Lage, Lage, Lage – Bezüglich der Kriterien für Kapitalanlageimmobilien hat sich wenig geändert. Wie bewerten Sie die Merkmale „Lage“ und „Regionalität“ für die Zukunft?
Lage ist nach wie vor wichtig, aber nicht allein entscheidend. Lagequalitäten können sich verschieben: so ist z.B. in Hamburg zu beobachten, dass in den letzten Jahren ehemals einfache zu mittleren, mittlere zu guten oder gute zu sehr guten Lagen aufgewertet wurden. Beispiele für Lageverschiebungen anhand der Preisentwicklung für Eigentumswohnungen 2010-2014: St. Pauli +73% (2.800 > 4.800 €/m²), Barmbek-Süd +64% (1.900 > 3.100 €/m²), Rothenburgsort +140% (1.200 > 2.900 €/m²). Wichtig ist daher, das Entwicklungspotential eines Standortes (Quartier, Stadtteil) frühzeitig zu erkennen, also bevor die Lage aufgewertet wird und die Preise steigen.

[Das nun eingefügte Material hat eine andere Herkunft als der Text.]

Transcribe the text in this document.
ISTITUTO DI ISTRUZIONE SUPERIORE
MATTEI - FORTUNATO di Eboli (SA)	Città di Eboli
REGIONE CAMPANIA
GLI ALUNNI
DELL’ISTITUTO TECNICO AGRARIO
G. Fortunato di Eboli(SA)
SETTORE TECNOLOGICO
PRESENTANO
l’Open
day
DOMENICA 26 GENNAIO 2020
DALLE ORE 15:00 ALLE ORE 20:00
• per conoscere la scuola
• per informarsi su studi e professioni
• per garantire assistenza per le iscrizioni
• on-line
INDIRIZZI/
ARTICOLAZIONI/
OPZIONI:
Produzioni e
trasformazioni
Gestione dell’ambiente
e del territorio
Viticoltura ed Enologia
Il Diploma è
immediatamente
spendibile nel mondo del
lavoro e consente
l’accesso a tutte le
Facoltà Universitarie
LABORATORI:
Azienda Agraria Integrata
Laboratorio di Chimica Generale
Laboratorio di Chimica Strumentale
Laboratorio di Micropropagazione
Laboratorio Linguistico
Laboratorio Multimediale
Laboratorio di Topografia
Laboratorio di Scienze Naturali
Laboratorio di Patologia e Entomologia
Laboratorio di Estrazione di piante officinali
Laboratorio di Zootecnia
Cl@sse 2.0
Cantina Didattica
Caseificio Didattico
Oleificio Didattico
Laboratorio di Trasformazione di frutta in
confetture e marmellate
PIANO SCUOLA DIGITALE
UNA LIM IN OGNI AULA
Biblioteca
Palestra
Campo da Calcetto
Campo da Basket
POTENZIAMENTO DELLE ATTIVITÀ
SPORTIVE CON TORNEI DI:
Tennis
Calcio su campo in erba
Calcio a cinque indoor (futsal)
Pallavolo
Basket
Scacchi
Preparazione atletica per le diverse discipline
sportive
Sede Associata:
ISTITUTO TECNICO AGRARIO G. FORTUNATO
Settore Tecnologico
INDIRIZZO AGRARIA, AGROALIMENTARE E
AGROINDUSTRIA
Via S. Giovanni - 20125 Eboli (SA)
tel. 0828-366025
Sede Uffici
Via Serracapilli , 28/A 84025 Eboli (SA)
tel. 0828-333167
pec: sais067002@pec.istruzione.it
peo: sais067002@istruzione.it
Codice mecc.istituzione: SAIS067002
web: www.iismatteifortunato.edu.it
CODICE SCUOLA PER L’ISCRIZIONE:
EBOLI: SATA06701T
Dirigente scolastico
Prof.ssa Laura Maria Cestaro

Für Regionalität gilt das in der Regel nicht, im Gegenteil: hier geht die Schere zwischen wachsenden/prosperierenden und schrumpfenden/strukturschwachen Regionen weiter auseinander, d.h. starke Regionen werden stärker, schwache werden schwächer. Für die Kapitalanlage gilt daher: Regionalität hat Vorrang vor Lage, d.h. besser in eine einfache Lage oder kleinere Stadt in einer starken Region investieren als in eine gute Lage in einer schwachen Region. Zusätzlich gilt: es kommt immer auch auf den richtigen Zeitpunkt an …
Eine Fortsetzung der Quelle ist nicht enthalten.